The soldier stumbled through the door and into the tower chamber. He saw the bodies on the floor and gaped. Lin's burst of fire caught him an instant later, slamming him backward into a wall in a splatter of blood.

More explosions thumped in the night, these from the direction of the barracks. Already, the volume of fire was dwindling. The attack had been so sudden, so unexpected, that only the handful of soldiers actually on guard had been able to respond, and those few had been quickly overwhelmed.

The alert phone continued to buzz.

"Victory!" a new voice called from the door. "Victory!"

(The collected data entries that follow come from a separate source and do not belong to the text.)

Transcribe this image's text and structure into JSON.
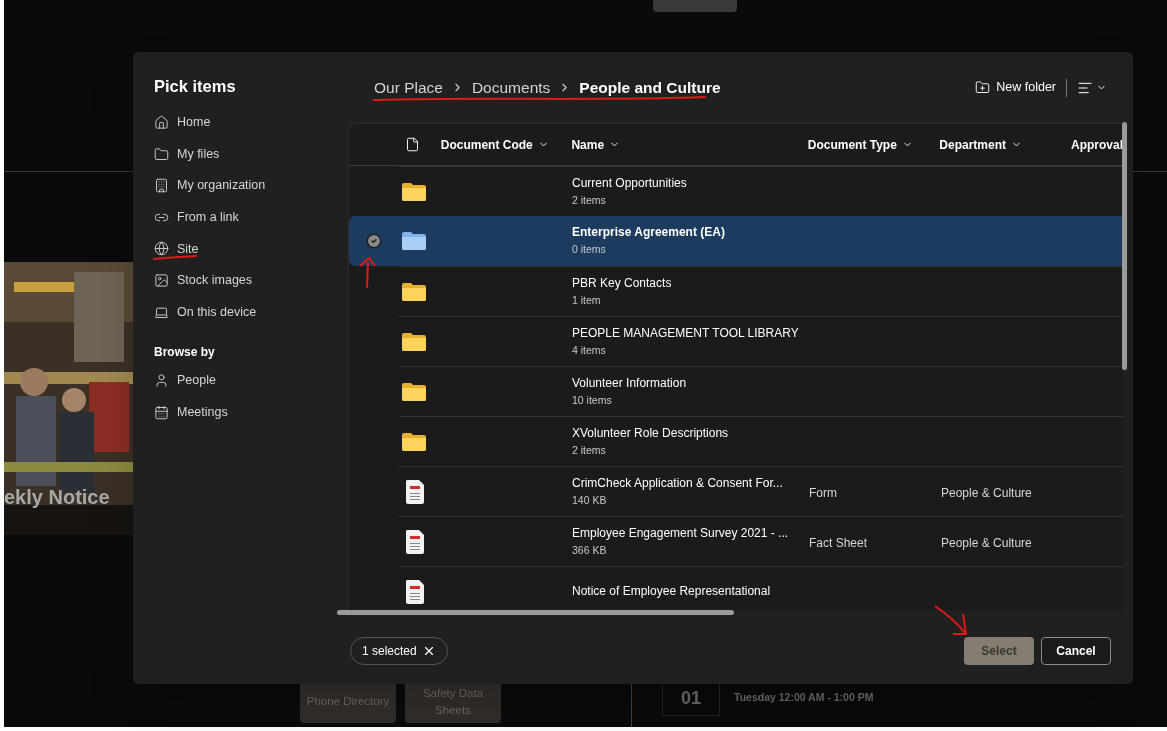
{
  "background": {
    "notice_title": "ekly Notice",
    "tiles": [
      "Phone Directory",
      "Safety Data Sheets"
    ],
    "event": {
      "day": "01",
      "time": "Tuesday 12:00 AM - 1:00 PM"
    }
  },
  "dialog": {
    "title": "Pick items",
    "nav": [
      {
        "label": "Home"
      },
      {
        "label": "My files"
      },
      {
        "label": "My organization"
      },
      {
        "label": "From a link"
      },
      {
        "label": "Site"
      },
      {
        "label": "Stock images"
      },
      {
        "label": "On this device"
      }
    ],
    "browse_heading": "Browse by",
    "browse": [
      {
        "label": "People"
      },
      {
        "label": "Meetings"
      }
    ],
    "breadcrumbs": [
      {
        "label": "Our Place",
        "current": false
      },
      {
        "label": "Documents",
        "current": false
      },
      {
        "label": "People and Culture",
        "current": true
      }
    ],
    "new_folder": "New folder",
    "columns": [
      "Document Code",
      "Name",
      "Document Type",
      "Department",
      "Approval"
    ],
    "rows": [
      {
        "kind": "folder",
        "name": "Current Opportunities",
        "meta": "2 items",
        "selected": false
      },
      {
        "kind": "folder",
        "name": "Enterprise Agreement (EA)",
        "meta": "0 items",
        "selected": true
      },
      {
        "kind": "folder",
        "name": "PBR Key Contacts",
        "meta": "1 item",
        "selected": false
      },
      {
        "kind": "folder",
        "name": "PEOPLE MANAGEMENT TOOL LIBRARY",
        "meta": "4 items",
        "selected": false
      },
      {
        "kind": "folder",
        "name": "Volunteer Information",
        "meta": "10 items",
        "selected": false
      },
      {
        "kind": "folder",
        "name": "XVolunteer Role Descriptions",
        "meta": "2 items",
        "selected": false
      },
      {
        "kind": "pdf",
        "name": "CrimCheck Application & Consent For...",
        "meta": "140 KB",
        "type": "Form",
        "department": "People & Culture",
        "selected": false
      },
      {
        "kind": "pdf",
        "name": "Employee Engagement Survey 2021 - ...",
        "meta": "366 KB",
        "type": "Fact Sheet",
        "department": "People & Culture",
        "selected": false
      },
      {
        "kind": "pdf",
        "name": "Notice of Employee Representational",
        "selected": false
      }
    ],
    "selection_chip": "1 selected",
    "buttons": [
      {
        "kind": "primary",
        "label": "Select",
        "disabled": true
      },
      {
        "kind": "secondary",
        "label": "Cancel",
        "disabled": false
      }
    ]
  }
}
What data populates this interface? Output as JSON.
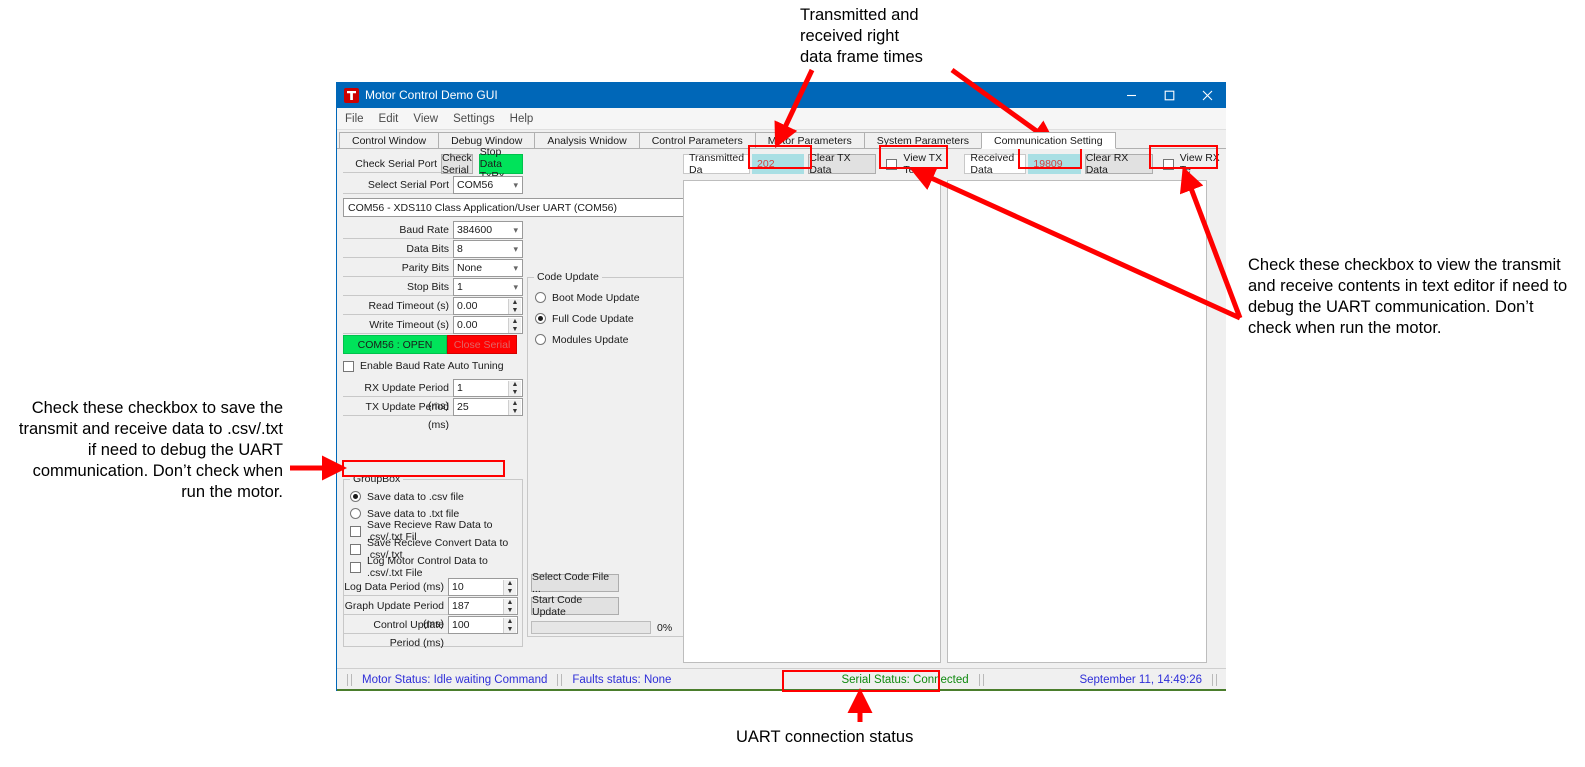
{
  "window": {
    "title": "Motor Control Demo GUI",
    "logo_icon": "ti-logo-icon",
    "minimize_icon": "minimize-icon",
    "maximize_icon": "maximize-icon",
    "close_icon": "close-icon"
  },
  "menubar": {
    "items": [
      "File",
      "Edit",
      "View",
      "Settings",
      "Help"
    ]
  },
  "tabs": [
    {
      "label": "Control Window",
      "active": false
    },
    {
      "label": "Debug Window",
      "active": false
    },
    {
      "label": "Analysis Wnidow",
      "active": false
    },
    {
      "label": "Control Parameters",
      "active": false
    },
    {
      "label": "Motor Parameters",
      "active": false
    },
    {
      "label": "System Parameters",
      "active": false
    },
    {
      "label": "Communication Setting",
      "active": true
    }
  ],
  "serial": {
    "check_label": "Check Serial Port",
    "check_button": "Check Serial",
    "stop_button": "Stop Data TxRx",
    "select_label": "Select Serial Port",
    "select_value": "COM56",
    "port_info": "COM56 - XDS110 Class Application/User UART (COM56)",
    "fields": [
      {
        "label": "Baud Rate",
        "value": "384600",
        "type": "combo"
      },
      {
        "label": "Data Bits",
        "value": "8",
        "type": "combo"
      },
      {
        "label": "Parity Bits",
        "value": "None",
        "type": "combo"
      },
      {
        "label": "Stop Bits",
        "value": "1",
        "type": "combo"
      },
      {
        "label": "Read Timeout (s)",
        "value": "0.00",
        "type": "spin"
      },
      {
        "label": "Write Timeout (s)",
        "value": "0.00",
        "type": "spin"
      }
    ],
    "open_button": "COM56 : OPEN",
    "close_button": "Close Serial",
    "auto_tuning_label": "Enable Baud Rate Auto Tuning",
    "auto_tuning_checked": false,
    "periods": [
      {
        "label": "RX Update Period (ms)",
        "value": "1"
      },
      {
        "label": "TX Update Period (ms)",
        "value": "25"
      }
    ]
  },
  "savegroup": {
    "title": "GroupBox",
    "radios": [
      {
        "label": "Save data to .csv file",
        "checked": true
      },
      {
        "label": "Save data to .txt file",
        "checked": false
      }
    ],
    "checkboxes": [
      {
        "label": "Save Recieve Raw Data to .csv/.txt Fil",
        "checked": false
      },
      {
        "label": "Save Recieve Convert Data to .csv/.txt",
        "checked": false
      },
      {
        "label": "Log Motor Control Data to .csv/.txt File",
        "checked": false
      }
    ],
    "periods": [
      {
        "label": "Log Data Period (ms)",
        "value": "10"
      },
      {
        "label": "Graph Update Period (ms)",
        "value": "187"
      },
      {
        "label": "Control Update Period (ms)",
        "value": "100"
      }
    ]
  },
  "codeupdate": {
    "title": "Code Update",
    "options": [
      {
        "label": "Boot Mode Update",
        "checked": false
      },
      {
        "label": "Full Code Update",
        "checked": true
      },
      {
        "label": "Modules Update",
        "checked": false
      }
    ],
    "select_file_button": "Select Code File ...",
    "start_update_button": "Start Code Update",
    "progress_percent": "0%"
  },
  "datapanels": {
    "tx": {
      "label": "Transmitted Da",
      "value": "202",
      "clear_button": "Clear TX Data",
      "view_label": "View TX Te",
      "view_checked": false
    },
    "rx": {
      "label": "Received Data",
      "value": "19809",
      "clear_button": "Clear RX Data",
      "view_label": "View RX Te",
      "view_checked": false
    }
  },
  "statusbar": {
    "motor_status": "Motor Status: Idle waiting Command",
    "faults_status": "Faults status: None",
    "serial_status": "Serial Status: Connected",
    "timestamp": "September 11, 14:49:26"
  },
  "annotations": {
    "top": "Transmitted and\nreceived right\ndata frame times",
    "right": "Check these checkbox to view the transmit and receive contents in text editor if need to debug the UART communication. Don’t check when run the motor.",
    "left": "Check these checkbox to save the transmit and receive data to .csv/.txt if need to debug the UART communication. Don’t check when run the motor.",
    "bottom": "UART connection status"
  },
  "colors": {
    "accent": "#0067b8",
    "open_green": "#00e35a",
    "close_red": "#ff0000",
    "value_field": "#a9dfe4",
    "value_text": "#d2423f",
    "annotation_red": "#ff0000",
    "status_blue": "#2f2fd8",
    "status_green": "#0f8a0f"
  }
}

"Arrow!" Lin replied, giving his code name as countersign. He stood up as a trio of soldiers cautiously entered the control tower room. The leader wore the green uniform and collar device of a Burmese army lieutenant. The two soldiers were more raggedly clad in a mix of uniforms. Drug army conscripts, Lin decided. One held an AK-47, the other an American M-16.

The officer smiled. "Major Lin?"

"I am Lin." He lowered his Uzi. "Welcome!"

The lieutenant turned away. "Do it."

Both soldiers opened fire at the same time, the bullets punching through Lin's body, sending him sprawling back across the tower radar console.

Lieutenant Bhan Sun had carried out his orders. There'd been a grave risk that the Thais might learn just how thoroughly their military was penetrated by Hsiao's people.

That could not be allowed to happen. He made certain that Lin was dead before leaving the tower. Outside, the last of the That soldiers and airmen were being rounded up and shot.

There would be no enemy witnesses to what had happened at U Feng.